Ciò detto, vanno comunque segnalate talune criticità riscontrate nel caso in esame, in primis il mancato accordo ad oggi sugli indicatori di impatto da adottare e la necessità di calare tali indicatori nell’ecosistema di riferimento, rifuggendo, di contro, l’applicazione di una griglia di indicatori prestabiliti. Indubbiamente, la messa a punto degli indicatori di impatto è un’attività che richiede tempo e impone il conseguimento di un accordo fra le parti in causa. D’altra parte, se è vero che l’azione congiunta del pluralismo metodologico e dell’anomia giuridica ha impedito il consolidamento delle prassi di misurazione e valutazione degli impatti e il raggiungimento di un elevato rigore metodologico e che la traduzione di taluni aspetti in indicatori di sintesi è un’operazione piuttosto complessa (Impronta Etica & SCS Consulting, 2016; Borzaga & Fontanari, 2018), all’opposto, le difficoltà applicative si acuirebbero nel caso in cui ci si limitasse a trapiantare gli indicatori da una realtà ad un’altra, senza tener conto delle specificità di contesto.
Per quel che concerne l’operato dell’impresa sociale beneficiaria del sostegno finanziario, occorre scongiurare poi il pericolo del cosiddetto “impact washing”, inteso come abuso del lessico d'impatto per raccogliere fondi o migliorare la propria reputazione, senza in realtà prodigarsi nel produrre un impatto reale o, in alcuni casi, spingendosi piuttosto a generare impatti negativi (OECD, 2019). Ne deriva la necessità sia di definire indicatori di impatto concordati fra le parti in causa, sia l’esigenza di accertare il reale grado di consonanza fra i bisogni reali che promanano dalla collettività e le soluzioni proposte dalle imprese sociali.

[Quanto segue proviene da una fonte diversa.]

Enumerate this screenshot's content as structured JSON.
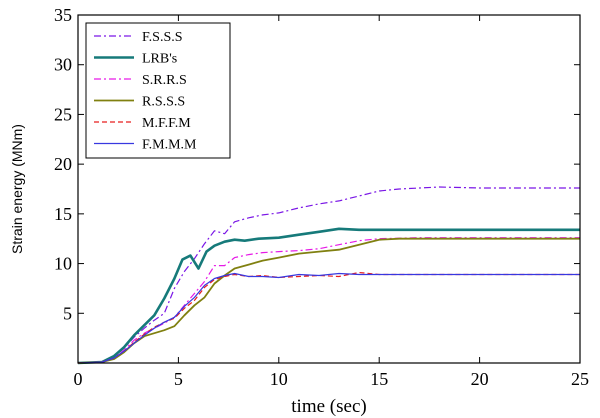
{
  "chart_data": {
    "type": "line",
    "title": "",
    "xlabel": "time (sec)",
    "ylabel": "Strain energy (MNm)",
    "xlim": [
      0,
      25
    ],
    "ylim": [
      0,
      35
    ],
    "xticks": [
      0,
      5,
      10,
      15,
      20,
      25
    ],
    "yticks": [
      5,
      10,
      15,
      20,
      25,
      30,
      35
    ],
    "grid": false,
    "legend_position": "top-left",
    "series": [
      {
        "name": "F.S.S.S",
        "color": "#7a16e6",
        "style": "dashdot",
        "width": 1.2,
        "points": [
          [
            0,
            0
          ],
          [
            1.2,
            0.1
          ],
          [
            1.8,
            0.6
          ],
          [
            2.3,
            1.5
          ],
          [
            2.8,
            2.6
          ],
          [
            3.3,
            3.5
          ],
          [
            3.8,
            4.3
          ],
          [
            4.3,
            5.0
          ],
          [
            4.8,
            7.5
          ],
          [
            5.3,
            9.2
          ],
          [
            5.8,
            10.5
          ],
          [
            6.3,
            12.0
          ],
          [
            6.8,
            13.3
          ],
          [
            7.3,
            13.0
          ],
          [
            7.8,
            14.2
          ],
          [
            8.5,
            14.6
          ],
          [
            9.2,
            14.9
          ],
          [
            10,
            15.1
          ],
          [
            11,
            15.6
          ],
          [
            12,
            16.0
          ],
          [
            13,
            16.3
          ],
          [
            14,
            16.8
          ],
          [
            15,
            17.3
          ],
          [
            16,
            17.5
          ],
          [
            17,
            17.6
          ],
          [
            18,
            17.7
          ],
          [
            20,
            17.6
          ],
          [
            22,
            17.6
          ],
          [
            25,
            17.6
          ]
        ]
      },
      {
        "name": "LRB's",
        "color": "#167a7a",
        "style": "solid",
        "width": 2.6,
        "points": [
          [
            0,
            0
          ],
          [
            1.2,
            0.1
          ],
          [
            1.8,
            0.7
          ],
          [
            2.3,
            1.6
          ],
          [
            2.8,
            2.8
          ],
          [
            3.3,
            3.8
          ],
          [
            3.8,
            4.8
          ],
          [
            4.3,
            6.5
          ],
          [
            4.8,
            8.5
          ],
          [
            5.2,
            10.4
          ],
          [
            5.6,
            10.8
          ],
          [
            6.0,
            9.5
          ],
          [
            6.4,
            11.2
          ],
          [
            6.8,
            11.8
          ],
          [
            7.3,
            12.2
          ],
          [
            7.8,
            12.4
          ],
          [
            8.3,
            12.3
          ],
          [
            9,
            12.5
          ],
          [
            10,
            12.6
          ],
          [
            11,
            12.9
          ],
          [
            12,
            13.2
          ],
          [
            13,
            13.5
          ],
          [
            14,
            13.4
          ],
          [
            15,
            13.4
          ],
          [
            17,
            13.4
          ],
          [
            20,
            13.4
          ],
          [
            25,
            13.4
          ]
        ]
      },
      {
        "name": "S.R.R.S",
        "color": "#e619e6",
        "style": "dashdot",
        "width": 1.2,
        "points": [
          [
            0,
            0
          ],
          [
            1.2,
            0.1
          ],
          [
            1.8,
            0.5
          ],
          [
            2.3,
            1.3
          ],
          [
            2.8,
            2.3
          ],
          [
            3.3,
            3.0
          ],
          [
            3.8,
            3.5
          ],
          [
            4.3,
            4.0
          ],
          [
            4.8,
            4.6
          ],
          [
            5.3,
            5.8
          ],
          [
            5.8,
            7.0
          ],
          [
            6.3,
            8.2
          ],
          [
            6.8,
            9.8
          ],
          [
            7.3,
            9.8
          ],
          [
            7.8,
            10.6
          ],
          [
            8.5,
            10.9
          ],
          [
            9.2,
            11.1
          ],
          [
            10,
            11.2
          ],
          [
            11,
            11.3
          ],
          [
            12,
            11.5
          ],
          [
            13,
            11.9
          ],
          [
            14,
            12.3
          ],
          [
            15,
            12.5
          ],
          [
            17,
            12.6
          ],
          [
            20,
            12.6
          ],
          [
            25,
            12.6
          ]
        ]
      },
      {
        "name": "R.S.S.S",
        "color": "#808010",
        "style": "solid",
        "width": 1.8,
        "points": [
          [
            0,
            0
          ],
          [
            1.2,
            0.1
          ],
          [
            1.8,
            0.4
          ],
          [
            2.3,
            1.1
          ],
          [
            2.8,
            2.0
          ],
          [
            3.3,
            2.7
          ],
          [
            3.8,
            3.0
          ],
          [
            4.3,
            3.3
          ],
          [
            4.8,
            3.7
          ],
          [
            5.3,
            4.8
          ],
          [
            5.8,
            5.8
          ],
          [
            6.3,
            6.6
          ],
          [
            6.8,
            8.0
          ],
          [
            7.3,
            8.8
          ],
          [
            7.8,
            9.5
          ],
          [
            8.5,
            9.9
          ],
          [
            9.2,
            10.3
          ],
          [
            10,
            10.6
          ],
          [
            11,
            11.0
          ],
          [
            12,
            11.2
          ],
          [
            13,
            11.4
          ],
          [
            14,
            11.9
          ],
          [
            15,
            12.4
          ],
          [
            16,
            12.5
          ],
          [
            17,
            12.5
          ],
          [
            20,
            12.5
          ],
          [
            25,
            12.5
          ]
        ]
      },
      {
        "name": "M.F.F.M",
        "color": "#e81e1e",
        "style": "dashed",
        "width": 1.2,
        "points": [
          [
            0,
            0
          ],
          [
            1.2,
            0.1
          ],
          [
            1.8,
            0.5
          ],
          [
            2.3,
            1.2
          ],
          [
            2.8,
            2.1
          ],
          [
            3.3,
            2.9
          ],
          [
            3.8,
            3.6
          ],
          [
            4.3,
            4.1
          ],
          [
            4.8,
            4.5
          ],
          [
            5.3,
            5.5
          ],
          [
            5.8,
            6.3
          ],
          [
            6.3,
            7.6
          ],
          [
            6.8,
            8.4
          ],
          [
            7.3,
            8.7
          ],
          [
            7.8,
            8.9
          ],
          [
            8.5,
            8.7
          ],
          [
            9.2,
            8.8
          ],
          [
            10,
            8.6
          ],
          [
            11,
            8.7
          ],
          [
            12,
            8.8
          ],
          [
            13,
            8.7
          ],
          [
            14,
            9.1
          ],
          [
            15,
            8.9
          ],
          [
            17,
            8.9
          ],
          [
            20,
            8.9
          ],
          [
            25,
            8.9
          ]
        ]
      },
      {
        "name": "F.M.M.M",
        "color": "#3838e0",
        "style": "solid",
        "width": 1.2,
        "points": [
          [
            0,
            0
          ],
          [
            1.2,
            0.1
          ],
          [
            1.8,
            0.5
          ],
          [
            2.3,
            1.2
          ],
          [
            2.8,
            2.0
          ],
          [
            3.3,
            2.8
          ],
          [
            3.8,
            3.5
          ],
          [
            4.3,
            4.1
          ],
          [
            4.8,
            4.6
          ],
          [
            5.3,
            5.7
          ],
          [
            5.8,
            6.6
          ],
          [
            6.3,
            7.8
          ],
          [
            6.8,
            8.5
          ],
          [
            7.3,
            8.8
          ],
          [
            7.8,
            9.0
          ],
          [
            8.5,
            8.7
          ],
          [
            9.2,
            8.7
          ],
          [
            10,
            8.6
          ],
          [
            11,
            8.9
          ],
          [
            12,
            8.8
          ],
          [
            13,
            9.0
          ],
          [
            14,
            8.9
          ],
          [
            15,
            8.9
          ],
          [
            17,
            8.9
          ],
          [
            20,
            8.9
          ],
          [
            25,
            8.9
          ]
        ]
      }
    ]
  }
}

A margine, va precisato che la seguente ricerca ha assunto i contorni di studio di un singolo caso e che quindi, in ottemperanza al paradigma kuhniano, i risvolti empirici rilevati possono permettere un affinamento dell’impianto teorico, in attesa di nuovi elementi di validazione o falsificazione ottenibili nel tempo e nello spazio (Dooley, 2002). Muovendo dal particolare ad un piano di massima astrazione, si ritiene che le diverse forme di compenetrazione fra finanza inclusiva e crescita inclusiva debbano essere fatte sussumere, in ogni caso, sotto una prospettiva ecosistemica. Essa, infatti, va considerata la cornice ideale di ogni sforzo proficuo di messa a punto di soluzioni organizzative e meccanismi finanziari coerenti con la forma societaria e la struttura finanziaria del soggetto beneficiario (Stein, 2010). Nello specifico, le soluzioni identificate secondo una prospettiva ecosistemica potranno ad un tempo favorire il rispetto delle caratteristiche strutturali del sito di interesse culturale, l’allineamento con le aspettative della collettività in merito alla destinazione d’uso attesa, nonché garantire un bilanciamento, sia nel quomodo che nel quantum, fra il sostegno finanziario e la scala di investimenti richiesti per innescare la creazione degli impatti desiderati. Quest’ultima va in ultima istanza perseguita attraverso la valorizzazione del bene culturale e la sua utilizzazione a beneficio della collettività, assunta la natura del bene quale “motore vivo di comunità” ad elevato valore esperienziale e simbolico (Vecco, 2010; Commissione Europea, 2014; Parlamento Europeo, 2015).